According to them, PPAs’ nature as a “simple supply contract” has not stopped them from facing sometimes elaborate rules. Synthetic or virtual PPAs – where power is traded rather than physically transferred – are regulated as a financial derivative in countries such as the US, the lawyers noted.
The article by Norton Rose Fulbright augured a “bright future” for corporate renewable PPAs but cautioned that some businesses, particularly those on the smaller end of the scale, may find these deals too costly and time-consuming an option.
According to Hedges, Kateri Gamache and Donovan, PPAs may lock corporates to timeframes – 10, 15 years – “much longer” than their usual procurement cycles. For those keen on clean power buys, green certificates and green supply tariffs will often prove the “simpler, quicker” alternative.
Regarding standardisation, the lawyers said experience shows PPA parties will insist on negotiation and legal scrutiny when presented with a standard contract. An attempt to streamline – EFET’s corporate PPA template – looks “overbearing” at first glance and retains “a great degree of optionality”, the lawyers add.
Other industries join big tech in corporate PPA race
Despite the talk on risks and barriers, the Norton Rose Fulbright piece expects the rising corporate appetite for renewable PPAs – with business members of dedicated scheme RE100 rising from 13 to 191 in five years – to further solidify in the future.
The popularity of clean energy PPAs does not only stem from the corporates’ “laudable intentions”, the lawyers argue. “The corporate bottom line increasingly demands it,” they add, pointing at the mounting pressure from climate street activists and climate change lawsuits.

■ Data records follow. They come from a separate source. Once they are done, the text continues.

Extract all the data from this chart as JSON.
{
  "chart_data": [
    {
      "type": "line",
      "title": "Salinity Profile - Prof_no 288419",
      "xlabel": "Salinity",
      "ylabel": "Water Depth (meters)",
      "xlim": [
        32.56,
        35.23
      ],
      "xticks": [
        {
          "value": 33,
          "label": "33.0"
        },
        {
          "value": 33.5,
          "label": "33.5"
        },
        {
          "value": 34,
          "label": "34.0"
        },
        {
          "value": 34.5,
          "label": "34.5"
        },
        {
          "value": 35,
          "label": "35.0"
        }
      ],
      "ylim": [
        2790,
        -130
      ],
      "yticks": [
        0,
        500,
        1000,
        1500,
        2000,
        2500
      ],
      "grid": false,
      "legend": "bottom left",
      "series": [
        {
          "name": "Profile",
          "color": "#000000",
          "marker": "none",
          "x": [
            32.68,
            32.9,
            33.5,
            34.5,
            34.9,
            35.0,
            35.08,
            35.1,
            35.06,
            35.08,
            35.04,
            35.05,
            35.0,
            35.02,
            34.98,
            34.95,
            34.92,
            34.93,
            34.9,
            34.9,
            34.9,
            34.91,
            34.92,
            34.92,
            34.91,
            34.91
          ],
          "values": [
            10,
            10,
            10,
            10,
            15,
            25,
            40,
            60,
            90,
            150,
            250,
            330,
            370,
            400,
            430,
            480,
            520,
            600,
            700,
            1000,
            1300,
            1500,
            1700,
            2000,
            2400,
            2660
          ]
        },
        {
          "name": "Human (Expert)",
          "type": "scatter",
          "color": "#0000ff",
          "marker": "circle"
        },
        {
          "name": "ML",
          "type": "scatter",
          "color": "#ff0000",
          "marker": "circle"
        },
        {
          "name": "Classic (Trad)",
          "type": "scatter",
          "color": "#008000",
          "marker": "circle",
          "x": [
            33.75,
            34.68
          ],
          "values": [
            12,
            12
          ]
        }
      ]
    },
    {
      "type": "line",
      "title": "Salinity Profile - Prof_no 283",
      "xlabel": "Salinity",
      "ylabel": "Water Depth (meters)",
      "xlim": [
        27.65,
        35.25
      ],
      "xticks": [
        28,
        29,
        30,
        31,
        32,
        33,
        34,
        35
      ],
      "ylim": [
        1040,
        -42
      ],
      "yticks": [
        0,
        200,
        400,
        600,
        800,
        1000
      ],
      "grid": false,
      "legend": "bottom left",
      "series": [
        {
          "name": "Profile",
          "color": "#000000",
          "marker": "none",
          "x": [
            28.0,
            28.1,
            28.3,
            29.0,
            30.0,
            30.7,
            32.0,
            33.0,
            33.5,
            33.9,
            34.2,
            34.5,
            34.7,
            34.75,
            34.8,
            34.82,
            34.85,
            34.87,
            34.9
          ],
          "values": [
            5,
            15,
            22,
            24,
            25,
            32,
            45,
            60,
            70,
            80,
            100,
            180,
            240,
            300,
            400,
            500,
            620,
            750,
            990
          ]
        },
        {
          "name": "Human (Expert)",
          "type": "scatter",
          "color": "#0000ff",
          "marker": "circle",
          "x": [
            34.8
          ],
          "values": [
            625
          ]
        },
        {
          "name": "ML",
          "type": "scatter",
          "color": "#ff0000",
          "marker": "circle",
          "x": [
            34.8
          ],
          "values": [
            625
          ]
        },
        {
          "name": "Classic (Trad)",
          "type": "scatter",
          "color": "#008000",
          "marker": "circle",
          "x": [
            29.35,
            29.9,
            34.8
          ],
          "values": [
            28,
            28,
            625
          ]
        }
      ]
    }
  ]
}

The corporate PPA momentum is “well timed” for clean energy developers looking to fill the revenue gap opened by phased-out subsidies, the lawyers said. Particularly in the US, the corporate interest brings potential new offtakers as utilities move from PPAs to direct asset ownership.
According to Hedges, Kateri Gamache and Donovan, the picture of globally rising corporate PPA volumes does not translate equally across countries. The data, they say, shows the bulk of the growth has been focused around a “handful of jurisdictions”.
“While there is opportunity to study ‘lessons learned’ from transactions in the US or Nordics, the nature of different electricity systems and regulatory structures means that contracting frameworks are not readily transferable from one region to another,” the lawyers argue.
According to Norton Rose Fulbright article on PV Tech Power 20, the initial ‘big tech’ names underpinning corporate PPA demand are already being joined by several other industries. “New and smaller corporates will require education,” the lawyers say.
The focus on corporate PPAs is building as these deals take centre stage in the global solar debate. As some of PV Tech publisher Solar Media’s events have highlighted this year, private solar PPAs are quickly gaining traction in post-subsidy Europe but also up-and-coming Latin America.